Wilder says he’ll make sure Joshua fight happens

By Boxing News - 05/20/2019 - Comments

Image: Wilder says he'll make sure Joshua fight happens

By Dan Ambrose: WBC heavyweight champion Deontay Wilder says he’s going to make sure that his fight with IBF/WBA/WBO champion Anthony Joshua (22-0, 21 KOs) doesn’t wind up like the Lennox Lewis vs. Riddick Bowe match that never took place between these two former world champions during their careers.

Wilder looked great last weekend in dispatching his nemesis Dominic Breazeale (20-2, 18 KOs) in the second round at the Barclays Center in Brooklyn, New York. It was the perfect victory to lead into a unification fight with Joshua. The fight likely won’t happen just yet though, even though Joshua and his promoter Eddie Hearn of Matchroom Sport are eager to make it happen.

The performance that Wilder put in was a vast improvement over his last one against lineal heavyweight champion Tyson Fury last December. Fury had Wilder missing all night long with his big home run power shots. Breazeale had no such luck. Wilder was hitting him everything he he threw, and he quickly took him out with a beautiful right hand to the head.

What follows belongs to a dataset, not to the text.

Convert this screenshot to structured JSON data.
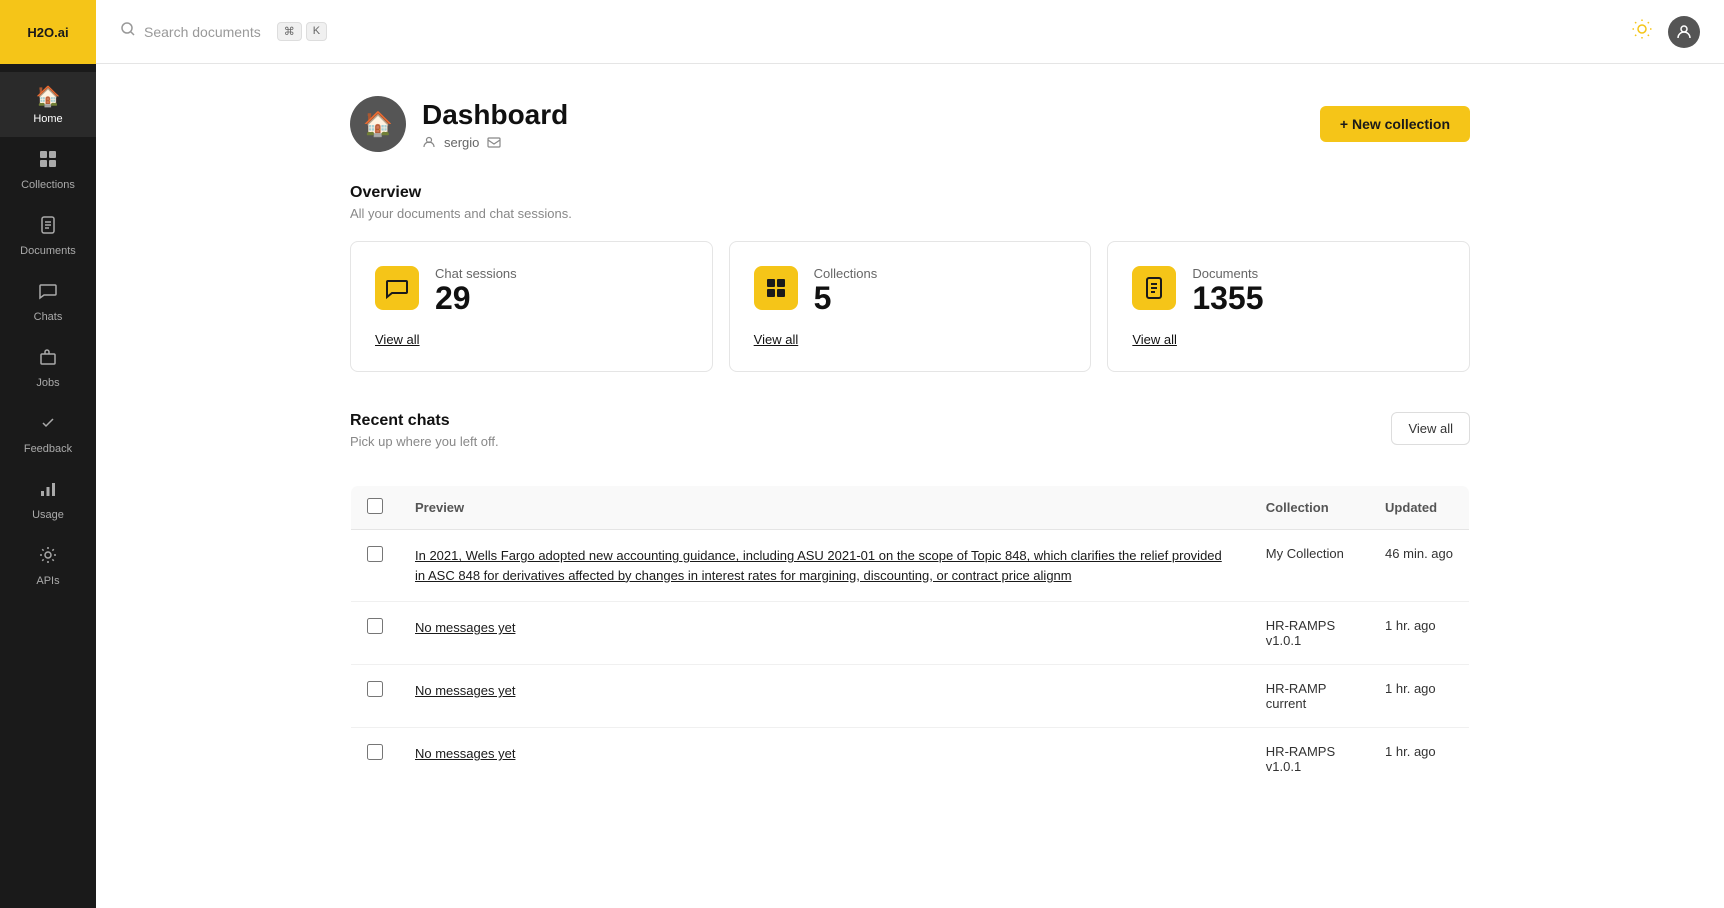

“I don’t want this to be like a Lennox [Lewis] and [Riddick] Bowe situation,” Wilder said. “I definitely don’t. The heavyweight division is so lit right now. It’s on fire right now. I think it’s our obligation to do this and give the fans what they want. We’ve tried and tried, but it’s gonna come back around again and I think the next time it comes around, the discussions that deal with me and Joshua, I think something’s gonna get done. Like I tell people, I just want them to have patience and just let us have our moments and let us do what we do.”

“Not at all, I promise you that,” Wilder said about a potential fight with Joshua ending up like the Bowe vs. Lewis fight that never happened.

You never know what will happen with the Joshua vs. Wilder fight. It could happen if they get it negotiated, but it’s not a good sign that Joshua’s promoter Eddie Hearn has failed all these years to get the fight negotiated. He’s been low-balling Wilder with offers that have been too low for him to agree to. It’s easy for Wilder to say that the fight with Joshua will get done, but he can’t say that for sure. If Hearn continues to offer Wilder less than what he wants, then it’s safe to say the fight won’t get done no matter what kind of assurances Deontay is giving the boxing fans. Wilder may not realize it, but the worst thing he could is that the fight will get made. Hearn might be listening to that, and thinking to himself, ‘I can continue to offer him a 60-40 split for the Joshua fight, and he’ll agree to it eventually.’

“I don’t know what’s next, to be honest,” Wilder said at the post-fight news conference after destroying the hapless Breazeale. “There’s so many different things going on. I just want the best fights possible. I’ve tried to prove myself for a very long time. We’ve tried many a times to make the best fights possible for the fans. I’ve lowered my standards to make these fights happen [with Ortiz and Fury]. I’ve took high risk with low rewards to make fights happen.”

If Wilder considers fights with Luis Ortiz and Tyson Fury as him lowering his standards, then he might have to get used to it, because that’s about there is in the division. Once you get passed Joshua, the only guys left are Ortiz, Fury, Dillian Whyte, Adam Kownacki, Kubrat Pulev and Joseph Parker. There are no big stars.

It’s believed that Wilder will wind up facing Ortiz next in a rematch. Their fight last year in March was an exciting one briefly in the seventh round when Ortiz had Wilder hurt. The first six rounds were dull and one-sided. Ortiz had Wilder hurt in the seventh, but he couldn’t put him away. The way way Wilder looked last Saturday against Breazeale, Ortiz won’t last long in the rematch. Wilder won’t be as cautious with him as he was in the first fight, and that’s bad news for for the 40-year-old talented Cuban, because he’s pretty slow and easy to hit.